データの管理方法は、アーキテクチャの重要な選択肢です。デバイス上の永続性については、モバイルと同じオプションがあります。キー値データまたは型付きオブジェクトには DataStore、より複雑な構造化データには Room が推奨される最新の選択肢です。

  • データをまずデバイスに保存する: オフラインファーストになるようにアプリを設計し、必要なデータをスマートウォッチに直接保存して、スマートフォンに接続しなくても機能するようにします。
  • スマートフォンとデータを同期する: コンパニオン スマートフォン アプリとデータ(ユーザー設定やワークアウト データなど)を同期またはストリーミングする必要がある場合は、Data Layer API を使用します。Bluetooth と Wi-Fi を介して動作する通信チャネルを提供します。

長時間実行される作業を管理する

ワークアウトやメディアの再生など、Wear OS の多くのコア エクスペリエンスは長時間実行されます。信頼性を維持し、バッテリーを長持ちさせるには、この作業を正しく管理することが重要です。

  • ユーザーが開始した長時間実行タスクの場合: ユーザーが、移動しても継続する必要があるタスク(ランニングのトラッキングなど)を開始した場合は、フォアグラウンド サービスを使用する必要があります。Wear OS では、このサービスを Ongoing Activity API とペア設定します。これにより、ウォッチフェイスにタップ可能なアイコンと永続的な通知が作成され、ユーザーはアプリに戻ることができます。
  • 遅延可能なバックグラウンド タスクの場合: すぐに実行する必要のない処理(データの定期的な同期など)には、WorkManager を使用します。

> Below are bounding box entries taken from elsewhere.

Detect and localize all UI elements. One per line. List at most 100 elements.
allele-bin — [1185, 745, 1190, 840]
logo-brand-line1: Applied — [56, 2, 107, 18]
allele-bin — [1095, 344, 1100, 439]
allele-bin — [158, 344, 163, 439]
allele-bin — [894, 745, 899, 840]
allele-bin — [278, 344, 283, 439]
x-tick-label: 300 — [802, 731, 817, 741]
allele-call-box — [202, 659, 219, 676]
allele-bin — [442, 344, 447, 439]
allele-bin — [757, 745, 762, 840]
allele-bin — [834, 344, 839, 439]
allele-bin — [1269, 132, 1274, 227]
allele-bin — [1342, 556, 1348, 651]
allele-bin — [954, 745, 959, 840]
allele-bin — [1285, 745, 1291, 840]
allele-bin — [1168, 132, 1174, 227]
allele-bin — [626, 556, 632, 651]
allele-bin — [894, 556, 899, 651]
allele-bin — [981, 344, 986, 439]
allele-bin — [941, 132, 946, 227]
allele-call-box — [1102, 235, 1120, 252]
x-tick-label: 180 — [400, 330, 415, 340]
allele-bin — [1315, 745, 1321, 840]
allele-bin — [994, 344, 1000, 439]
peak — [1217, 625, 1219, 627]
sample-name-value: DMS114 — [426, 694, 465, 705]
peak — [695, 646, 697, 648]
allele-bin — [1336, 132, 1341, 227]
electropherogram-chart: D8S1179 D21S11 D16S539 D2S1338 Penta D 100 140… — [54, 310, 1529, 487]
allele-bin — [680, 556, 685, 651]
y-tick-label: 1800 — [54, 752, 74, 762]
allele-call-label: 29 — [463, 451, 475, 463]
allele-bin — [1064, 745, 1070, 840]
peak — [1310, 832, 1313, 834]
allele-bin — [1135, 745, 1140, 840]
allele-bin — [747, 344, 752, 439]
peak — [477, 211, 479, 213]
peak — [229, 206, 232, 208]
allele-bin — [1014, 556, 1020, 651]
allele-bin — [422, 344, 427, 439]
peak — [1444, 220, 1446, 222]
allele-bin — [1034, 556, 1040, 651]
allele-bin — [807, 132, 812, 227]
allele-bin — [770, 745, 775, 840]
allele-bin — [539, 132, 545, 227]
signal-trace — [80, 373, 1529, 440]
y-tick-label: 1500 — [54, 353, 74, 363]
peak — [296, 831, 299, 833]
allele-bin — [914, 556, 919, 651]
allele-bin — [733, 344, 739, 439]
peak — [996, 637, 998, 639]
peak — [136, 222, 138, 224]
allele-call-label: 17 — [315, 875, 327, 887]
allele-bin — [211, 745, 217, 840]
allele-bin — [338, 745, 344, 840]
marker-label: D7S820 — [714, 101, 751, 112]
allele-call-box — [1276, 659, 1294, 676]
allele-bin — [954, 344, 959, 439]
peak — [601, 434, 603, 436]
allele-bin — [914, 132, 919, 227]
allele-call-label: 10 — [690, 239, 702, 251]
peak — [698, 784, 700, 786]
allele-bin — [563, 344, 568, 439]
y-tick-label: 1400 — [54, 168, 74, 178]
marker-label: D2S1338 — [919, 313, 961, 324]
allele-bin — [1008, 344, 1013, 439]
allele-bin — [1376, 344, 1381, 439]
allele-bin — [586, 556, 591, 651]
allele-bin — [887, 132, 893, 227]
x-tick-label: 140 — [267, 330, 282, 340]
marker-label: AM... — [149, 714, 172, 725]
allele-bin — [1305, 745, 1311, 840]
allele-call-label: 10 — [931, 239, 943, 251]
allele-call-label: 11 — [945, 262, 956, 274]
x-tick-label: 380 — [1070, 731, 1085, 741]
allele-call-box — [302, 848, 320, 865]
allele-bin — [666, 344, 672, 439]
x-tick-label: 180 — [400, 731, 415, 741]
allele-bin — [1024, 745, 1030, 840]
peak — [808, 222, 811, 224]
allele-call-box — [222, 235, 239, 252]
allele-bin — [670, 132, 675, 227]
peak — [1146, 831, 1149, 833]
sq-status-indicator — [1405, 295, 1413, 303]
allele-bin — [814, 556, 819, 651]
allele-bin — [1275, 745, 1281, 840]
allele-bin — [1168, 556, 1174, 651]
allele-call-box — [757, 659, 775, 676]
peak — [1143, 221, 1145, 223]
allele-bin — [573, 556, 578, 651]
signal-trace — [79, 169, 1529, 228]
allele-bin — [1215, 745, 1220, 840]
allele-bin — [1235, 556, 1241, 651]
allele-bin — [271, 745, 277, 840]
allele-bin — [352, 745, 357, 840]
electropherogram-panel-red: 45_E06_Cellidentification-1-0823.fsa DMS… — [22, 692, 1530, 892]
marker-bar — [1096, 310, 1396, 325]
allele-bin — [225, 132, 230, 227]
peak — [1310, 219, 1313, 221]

バッテリーを認識し、Doze モードなどのシステム最適化を尊重するため、緊急性のないバックグラウンド処理に適しています。

アプリの枠を超えて: サーフェスと電力

最後に、Wear OS のエクスペリエンスはメイン アプリケーションだけではないことを覚えておいてください。

  • 他のサーフェスをサポートする: 高品質で魅力的なアプリを作成するには、他の手首に最適化されたサーフェスをサポートする計画を立てます。クイック アクションや情報を表示するタイルと、重要なデータをユーザーのウォッチフェイスに直接表示するウォッチフェイスの追加機能の作成を検討してください。
  • 電力効率を考慮した計画: ウェアラブル デバイスではバッテリー駆動時間が重要です。最初から、アプリを省電力になるように設計します。つまり、データを取得する方法、センサーを使用する方法、バックグラウンド タスクを実行する方法について、慎重に検討する必要があります。スマートウォッチが充電されるまで作業を延期することは、多くの場合、有効な戦略です。詳しくは、電力を節約するをご覧ください。